I. Vindicating Liangzhu: Faith is Not Waste
The Liangzhu civilization was undoubtedly the most significant archaeological discovery of the 20th century, earning worldwide recognition as a cornerstone of human heritage. In 2019, the ruins of Liangzhu City were inscribed on the UNESCO World Heritage List. For forty years, scholars have studied this culture—specifically its jade—as these artifacts are the most reliable windows into the true soul of Liangzhu.
If the Hongshan culture of the Northeast represents the "father figure" and the nomadic, horse-riding roots of the nation, then Liangzhu represents the "mother culture" of the Southeast. Along the lower Yangtze River, we find the origins of rice agriculture: vast fields, storage facilities, and the world’s oldest dams—some of which remain functional today. Yet, the most profound evidence of the Liangzhu mind is found in their jade.
Early scholars acknowledged that jade served a religious function. However, the mainstream consensus often took a cynical turn. Because the Cong (the iconic jade tube) held nothing and served no "practical" secular purpose, many argued that the civilization collapsed because they "wasted" too much labor on non-functional objects. They suggest that faith led to their extinction.
While Liangzhu vanished suddenly—perhaps due to climate change—to dismiss their faith as "waste" reveals a modern shortcoming: a lack of spiritual belief. We still eat the same rice they grew, yet we fail to recognize the value of the spirit that drove them.
II. The Great Severance
This spiritual void is often attributed to modern materialism, but the roots go deeper. The dismissal of the divine was cemented three thousand years ago during the Western Zhou Dynasty. For three millennia, Chinese culture has built a society based almost exclusively on the secular world, dismissing the divine. This is the most distinguished, yet overlooked, difference between the East and the West.
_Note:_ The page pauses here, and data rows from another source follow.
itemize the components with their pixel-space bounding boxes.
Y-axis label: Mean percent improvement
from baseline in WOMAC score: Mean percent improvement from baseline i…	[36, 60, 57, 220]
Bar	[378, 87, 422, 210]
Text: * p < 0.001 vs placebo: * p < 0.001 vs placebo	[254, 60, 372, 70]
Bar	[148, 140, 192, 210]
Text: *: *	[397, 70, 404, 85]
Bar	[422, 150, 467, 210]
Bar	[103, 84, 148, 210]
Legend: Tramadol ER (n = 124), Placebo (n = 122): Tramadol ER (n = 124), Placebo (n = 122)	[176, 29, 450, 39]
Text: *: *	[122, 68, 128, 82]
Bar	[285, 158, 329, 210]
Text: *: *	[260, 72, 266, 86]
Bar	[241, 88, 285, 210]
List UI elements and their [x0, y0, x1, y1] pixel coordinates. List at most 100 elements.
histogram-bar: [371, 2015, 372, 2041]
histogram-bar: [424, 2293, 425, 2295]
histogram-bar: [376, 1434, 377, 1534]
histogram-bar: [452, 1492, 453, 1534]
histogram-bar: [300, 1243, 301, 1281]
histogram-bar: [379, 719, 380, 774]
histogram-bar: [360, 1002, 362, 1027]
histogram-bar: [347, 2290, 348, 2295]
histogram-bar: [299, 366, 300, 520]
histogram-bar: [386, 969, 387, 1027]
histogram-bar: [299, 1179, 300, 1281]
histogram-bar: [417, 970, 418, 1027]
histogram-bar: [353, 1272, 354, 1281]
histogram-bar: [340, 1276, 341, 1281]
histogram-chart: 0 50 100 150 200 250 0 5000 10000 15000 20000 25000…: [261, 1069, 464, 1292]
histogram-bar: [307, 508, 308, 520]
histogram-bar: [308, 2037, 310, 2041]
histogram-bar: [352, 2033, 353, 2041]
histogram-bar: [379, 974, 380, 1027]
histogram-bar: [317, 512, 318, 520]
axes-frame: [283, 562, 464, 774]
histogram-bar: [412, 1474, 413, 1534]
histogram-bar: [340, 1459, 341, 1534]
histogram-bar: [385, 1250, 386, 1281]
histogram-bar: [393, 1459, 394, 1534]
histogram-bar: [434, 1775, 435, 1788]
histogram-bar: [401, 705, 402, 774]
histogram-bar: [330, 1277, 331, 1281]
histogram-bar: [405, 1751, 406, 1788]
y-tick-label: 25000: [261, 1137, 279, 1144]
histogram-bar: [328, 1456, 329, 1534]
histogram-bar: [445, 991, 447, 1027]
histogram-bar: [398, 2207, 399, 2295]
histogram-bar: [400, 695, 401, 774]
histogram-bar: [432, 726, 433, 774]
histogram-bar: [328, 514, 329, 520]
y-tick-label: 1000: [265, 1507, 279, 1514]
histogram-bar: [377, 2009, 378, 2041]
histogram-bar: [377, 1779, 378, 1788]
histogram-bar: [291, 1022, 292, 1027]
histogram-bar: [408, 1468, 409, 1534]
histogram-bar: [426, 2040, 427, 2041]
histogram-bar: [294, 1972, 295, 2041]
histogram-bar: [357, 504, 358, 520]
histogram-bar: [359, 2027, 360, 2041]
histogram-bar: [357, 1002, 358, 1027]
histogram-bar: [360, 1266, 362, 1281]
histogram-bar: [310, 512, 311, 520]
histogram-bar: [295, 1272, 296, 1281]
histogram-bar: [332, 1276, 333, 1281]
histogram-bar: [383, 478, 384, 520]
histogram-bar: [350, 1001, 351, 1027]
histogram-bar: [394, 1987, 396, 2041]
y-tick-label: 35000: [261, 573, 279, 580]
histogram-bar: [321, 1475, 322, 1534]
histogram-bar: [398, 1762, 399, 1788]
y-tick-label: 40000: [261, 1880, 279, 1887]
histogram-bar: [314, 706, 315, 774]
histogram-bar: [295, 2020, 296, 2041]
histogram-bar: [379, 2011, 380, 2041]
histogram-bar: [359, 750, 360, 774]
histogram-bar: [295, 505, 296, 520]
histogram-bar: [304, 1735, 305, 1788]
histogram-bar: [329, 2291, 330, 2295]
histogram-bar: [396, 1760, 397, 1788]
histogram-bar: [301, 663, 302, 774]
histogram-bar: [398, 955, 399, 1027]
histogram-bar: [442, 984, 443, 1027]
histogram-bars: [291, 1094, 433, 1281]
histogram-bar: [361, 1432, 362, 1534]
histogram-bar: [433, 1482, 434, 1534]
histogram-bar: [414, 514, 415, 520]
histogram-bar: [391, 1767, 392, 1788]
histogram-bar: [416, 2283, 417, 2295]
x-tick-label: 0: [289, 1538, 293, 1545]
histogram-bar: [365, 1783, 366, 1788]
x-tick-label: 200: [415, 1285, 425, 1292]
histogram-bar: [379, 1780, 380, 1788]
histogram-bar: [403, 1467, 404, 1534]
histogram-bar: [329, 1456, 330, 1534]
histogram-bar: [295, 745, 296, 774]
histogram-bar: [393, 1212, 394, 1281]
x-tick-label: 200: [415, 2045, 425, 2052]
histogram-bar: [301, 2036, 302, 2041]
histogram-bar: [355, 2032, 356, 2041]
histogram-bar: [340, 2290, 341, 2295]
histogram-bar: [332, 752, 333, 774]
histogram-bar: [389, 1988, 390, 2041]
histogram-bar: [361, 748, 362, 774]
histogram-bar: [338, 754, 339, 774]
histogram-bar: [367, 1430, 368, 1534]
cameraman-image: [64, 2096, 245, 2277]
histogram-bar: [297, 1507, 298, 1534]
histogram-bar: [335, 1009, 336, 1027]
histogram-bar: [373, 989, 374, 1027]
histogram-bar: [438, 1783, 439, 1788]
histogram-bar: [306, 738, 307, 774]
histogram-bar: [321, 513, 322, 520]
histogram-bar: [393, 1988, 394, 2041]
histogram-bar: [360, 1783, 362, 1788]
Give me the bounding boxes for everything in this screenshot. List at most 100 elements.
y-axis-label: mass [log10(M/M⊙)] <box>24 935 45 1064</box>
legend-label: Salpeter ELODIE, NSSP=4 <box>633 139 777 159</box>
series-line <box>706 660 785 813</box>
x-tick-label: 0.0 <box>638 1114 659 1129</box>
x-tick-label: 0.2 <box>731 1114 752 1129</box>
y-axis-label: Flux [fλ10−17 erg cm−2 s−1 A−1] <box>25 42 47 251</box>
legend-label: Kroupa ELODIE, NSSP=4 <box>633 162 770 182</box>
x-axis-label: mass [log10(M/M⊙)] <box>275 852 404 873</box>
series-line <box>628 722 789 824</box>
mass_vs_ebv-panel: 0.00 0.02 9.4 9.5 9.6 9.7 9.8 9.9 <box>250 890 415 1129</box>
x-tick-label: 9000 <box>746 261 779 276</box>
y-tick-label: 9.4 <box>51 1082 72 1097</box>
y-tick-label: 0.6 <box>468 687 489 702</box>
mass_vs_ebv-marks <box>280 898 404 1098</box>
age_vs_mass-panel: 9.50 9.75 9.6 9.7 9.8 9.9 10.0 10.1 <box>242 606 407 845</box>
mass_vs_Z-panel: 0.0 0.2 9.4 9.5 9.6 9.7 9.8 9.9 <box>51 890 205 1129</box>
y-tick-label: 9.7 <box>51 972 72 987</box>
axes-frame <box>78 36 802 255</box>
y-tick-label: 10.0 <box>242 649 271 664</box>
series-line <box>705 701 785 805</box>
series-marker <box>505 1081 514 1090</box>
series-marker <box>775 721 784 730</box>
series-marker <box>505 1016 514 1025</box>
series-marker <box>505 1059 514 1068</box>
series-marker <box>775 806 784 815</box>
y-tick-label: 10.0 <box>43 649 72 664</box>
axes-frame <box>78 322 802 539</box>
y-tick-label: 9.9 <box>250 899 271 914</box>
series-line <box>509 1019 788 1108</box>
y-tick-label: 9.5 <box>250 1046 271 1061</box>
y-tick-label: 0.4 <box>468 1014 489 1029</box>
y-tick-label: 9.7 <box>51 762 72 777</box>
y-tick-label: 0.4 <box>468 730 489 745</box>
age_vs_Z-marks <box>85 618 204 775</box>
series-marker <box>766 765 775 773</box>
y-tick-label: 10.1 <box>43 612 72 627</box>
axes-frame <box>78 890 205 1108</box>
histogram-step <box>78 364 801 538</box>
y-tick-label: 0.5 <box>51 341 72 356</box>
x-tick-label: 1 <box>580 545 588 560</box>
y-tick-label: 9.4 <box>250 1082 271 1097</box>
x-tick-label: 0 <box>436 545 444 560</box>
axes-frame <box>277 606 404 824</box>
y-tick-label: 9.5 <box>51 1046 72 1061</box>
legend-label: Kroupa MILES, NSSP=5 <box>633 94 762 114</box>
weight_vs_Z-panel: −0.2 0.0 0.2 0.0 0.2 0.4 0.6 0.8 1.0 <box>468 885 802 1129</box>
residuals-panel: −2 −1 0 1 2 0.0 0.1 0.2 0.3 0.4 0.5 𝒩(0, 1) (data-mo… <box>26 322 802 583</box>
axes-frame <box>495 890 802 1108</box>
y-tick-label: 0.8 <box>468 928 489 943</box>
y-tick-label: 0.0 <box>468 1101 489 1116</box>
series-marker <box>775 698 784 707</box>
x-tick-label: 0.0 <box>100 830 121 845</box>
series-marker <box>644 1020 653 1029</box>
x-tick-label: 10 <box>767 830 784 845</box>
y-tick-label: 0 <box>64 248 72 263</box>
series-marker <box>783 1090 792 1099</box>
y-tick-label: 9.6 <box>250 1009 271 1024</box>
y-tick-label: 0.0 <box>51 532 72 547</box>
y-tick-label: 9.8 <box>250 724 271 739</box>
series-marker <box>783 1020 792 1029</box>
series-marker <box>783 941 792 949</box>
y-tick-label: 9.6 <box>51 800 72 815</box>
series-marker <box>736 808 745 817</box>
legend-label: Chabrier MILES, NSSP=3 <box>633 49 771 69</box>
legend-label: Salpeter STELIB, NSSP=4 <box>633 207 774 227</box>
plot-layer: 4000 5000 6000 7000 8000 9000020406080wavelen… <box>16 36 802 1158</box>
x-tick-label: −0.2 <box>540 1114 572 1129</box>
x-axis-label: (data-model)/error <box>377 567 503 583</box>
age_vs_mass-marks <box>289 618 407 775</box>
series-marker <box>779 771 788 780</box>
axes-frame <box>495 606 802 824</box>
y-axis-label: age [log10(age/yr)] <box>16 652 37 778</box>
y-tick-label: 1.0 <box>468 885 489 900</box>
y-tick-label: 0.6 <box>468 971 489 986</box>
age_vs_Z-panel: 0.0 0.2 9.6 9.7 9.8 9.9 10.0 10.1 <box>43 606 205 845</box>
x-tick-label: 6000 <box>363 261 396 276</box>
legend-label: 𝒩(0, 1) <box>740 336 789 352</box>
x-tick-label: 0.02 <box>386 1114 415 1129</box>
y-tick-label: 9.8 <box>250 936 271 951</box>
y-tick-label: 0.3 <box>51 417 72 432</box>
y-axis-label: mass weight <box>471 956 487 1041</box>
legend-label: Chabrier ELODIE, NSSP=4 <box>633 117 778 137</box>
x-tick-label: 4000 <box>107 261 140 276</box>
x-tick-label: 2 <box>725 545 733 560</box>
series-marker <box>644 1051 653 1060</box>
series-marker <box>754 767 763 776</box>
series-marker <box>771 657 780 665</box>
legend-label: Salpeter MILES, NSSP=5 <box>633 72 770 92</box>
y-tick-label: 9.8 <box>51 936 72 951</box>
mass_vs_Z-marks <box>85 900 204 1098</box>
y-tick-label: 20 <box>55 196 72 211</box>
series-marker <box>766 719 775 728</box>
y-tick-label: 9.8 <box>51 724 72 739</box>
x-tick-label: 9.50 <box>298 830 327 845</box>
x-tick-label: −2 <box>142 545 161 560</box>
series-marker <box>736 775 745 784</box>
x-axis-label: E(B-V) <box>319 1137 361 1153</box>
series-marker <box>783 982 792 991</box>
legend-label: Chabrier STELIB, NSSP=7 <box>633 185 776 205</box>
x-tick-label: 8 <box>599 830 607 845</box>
The soul of the Chinese people has wandered for three millennia in a desert of instrumental rationality and power. We have lost the ability to converse directly with the universe; we have reduced faith to a transaction and mistaken sacred jade for mere stone.
Jadeology is an exploration of the Neolithic era—tracing the path from Hongshan and Liangzhu through the Shang, Zhou, Qin, and Han. It asks: Why did we become a nation without a religion? At what point did we take a different road? To understand the jade is to understand who we were, and who we are today.
III. The Core Assertion: Jade as Supreme Exercise
Mainstream historiography dismisses Liangzhu jade as a "useless waste of resources." This is the peak of modern materialistic arrogance.
The Truth: Jade was never a burden on productivity; it was the Supreme Mental Exercise of a civilization. Without the social cohesion generated by this spiritual pursuit, the monumental hydraulic engineering projects of that era—the dams and the cities—would never have existed.
This so-called "waste" was a spiritual investment made by humanity to avoid descending into mere animality. The disappearance of Liangzhu was not a failure of intellect, but a refusal to degrade divinity into secular power. It is time the world hears the true story of the memory held within the jade.